Страхи придворных казались надуманными, но к Сулешову я подошёл окружённый плотной толпой ближних придворных.
— На войну снарядился, мурза? Аль враг какой на Углич идёт? — с некоторой долей насмешливости обратился к гостю Бакшеев.
— Вольно вам зубоскалить, дурням, — буркнул выезжалый дворянин. — Дело у меня токмо для княжьих ушей.
Выглядел Янша изрядно помятым, будто не спал всю ночь. Да и вообще вид у кочевого аристократа был изрядно затравленный.
— Чародейским делом тщился ворог погубить внука моего первого. Рассуди дело по справедливости, да разреши казнить ведьму по-особому, яви милость, — горячо зашептал мне на ухо мурза. — Яз за то поклонюсь дарами богатыми, Аллахом клянусь.
— Дела о колдовстве церковные иерархи судят.

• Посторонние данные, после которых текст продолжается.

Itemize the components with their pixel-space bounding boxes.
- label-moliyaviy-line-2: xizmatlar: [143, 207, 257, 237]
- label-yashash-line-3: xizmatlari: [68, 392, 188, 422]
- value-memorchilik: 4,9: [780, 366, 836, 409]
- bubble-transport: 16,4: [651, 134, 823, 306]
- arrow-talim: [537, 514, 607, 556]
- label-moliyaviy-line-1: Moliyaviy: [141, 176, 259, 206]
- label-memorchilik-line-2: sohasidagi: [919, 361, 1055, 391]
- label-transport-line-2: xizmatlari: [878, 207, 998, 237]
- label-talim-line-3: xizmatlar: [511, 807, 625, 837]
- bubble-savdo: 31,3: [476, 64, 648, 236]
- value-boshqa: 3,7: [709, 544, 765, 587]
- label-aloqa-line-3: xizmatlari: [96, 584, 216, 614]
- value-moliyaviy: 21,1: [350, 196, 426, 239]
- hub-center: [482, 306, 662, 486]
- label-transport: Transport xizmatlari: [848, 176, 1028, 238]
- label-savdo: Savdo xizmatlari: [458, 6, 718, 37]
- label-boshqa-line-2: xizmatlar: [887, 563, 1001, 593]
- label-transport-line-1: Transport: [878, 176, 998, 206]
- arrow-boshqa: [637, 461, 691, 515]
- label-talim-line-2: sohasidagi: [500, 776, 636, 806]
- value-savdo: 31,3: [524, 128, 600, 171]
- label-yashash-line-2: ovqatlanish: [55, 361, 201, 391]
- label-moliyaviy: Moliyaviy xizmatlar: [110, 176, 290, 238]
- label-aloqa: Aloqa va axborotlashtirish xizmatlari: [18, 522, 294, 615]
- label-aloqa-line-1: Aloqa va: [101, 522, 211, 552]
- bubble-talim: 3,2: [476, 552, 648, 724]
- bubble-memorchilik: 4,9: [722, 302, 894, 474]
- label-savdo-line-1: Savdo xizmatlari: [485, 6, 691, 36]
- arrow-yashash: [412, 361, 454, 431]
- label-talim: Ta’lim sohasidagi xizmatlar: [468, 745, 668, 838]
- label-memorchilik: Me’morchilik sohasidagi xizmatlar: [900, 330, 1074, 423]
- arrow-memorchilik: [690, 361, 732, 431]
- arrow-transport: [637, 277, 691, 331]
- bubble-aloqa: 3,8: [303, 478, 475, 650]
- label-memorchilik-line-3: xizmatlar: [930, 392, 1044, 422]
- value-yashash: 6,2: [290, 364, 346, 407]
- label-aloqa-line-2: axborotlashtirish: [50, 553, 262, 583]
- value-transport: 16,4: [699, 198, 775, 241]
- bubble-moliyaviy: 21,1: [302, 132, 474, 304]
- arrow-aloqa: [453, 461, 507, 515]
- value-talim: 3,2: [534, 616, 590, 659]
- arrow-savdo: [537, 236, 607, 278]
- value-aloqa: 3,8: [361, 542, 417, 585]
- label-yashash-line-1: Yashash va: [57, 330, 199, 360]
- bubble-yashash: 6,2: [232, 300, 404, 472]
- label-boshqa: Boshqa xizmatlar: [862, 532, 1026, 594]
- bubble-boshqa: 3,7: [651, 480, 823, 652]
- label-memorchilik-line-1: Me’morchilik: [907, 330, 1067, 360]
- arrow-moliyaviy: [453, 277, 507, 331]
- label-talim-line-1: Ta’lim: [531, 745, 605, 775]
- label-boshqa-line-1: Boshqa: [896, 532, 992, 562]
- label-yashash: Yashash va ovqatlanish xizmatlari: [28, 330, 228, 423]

К Новгородскому митрополиту ехать тебе, Бежецкий Городец его епархия, — постарался направить я челобитчика в иную инстанцию.
— Не рассудят меня там, — признал Янша. — Бил на меня владыке челом соборный протопоп, и ко мне наезжал с угрозами. Дескать, погубишь, де, честную христианку — быть тебе казненному от великого государя Фёдора Иоанновича. Ведьма-то — мать пономаря, вестимо дело, не признает её митрополичий суд колдуньей. А даже добудут истину, то коли нет вреда, так просто в монастырь дальний сошлют.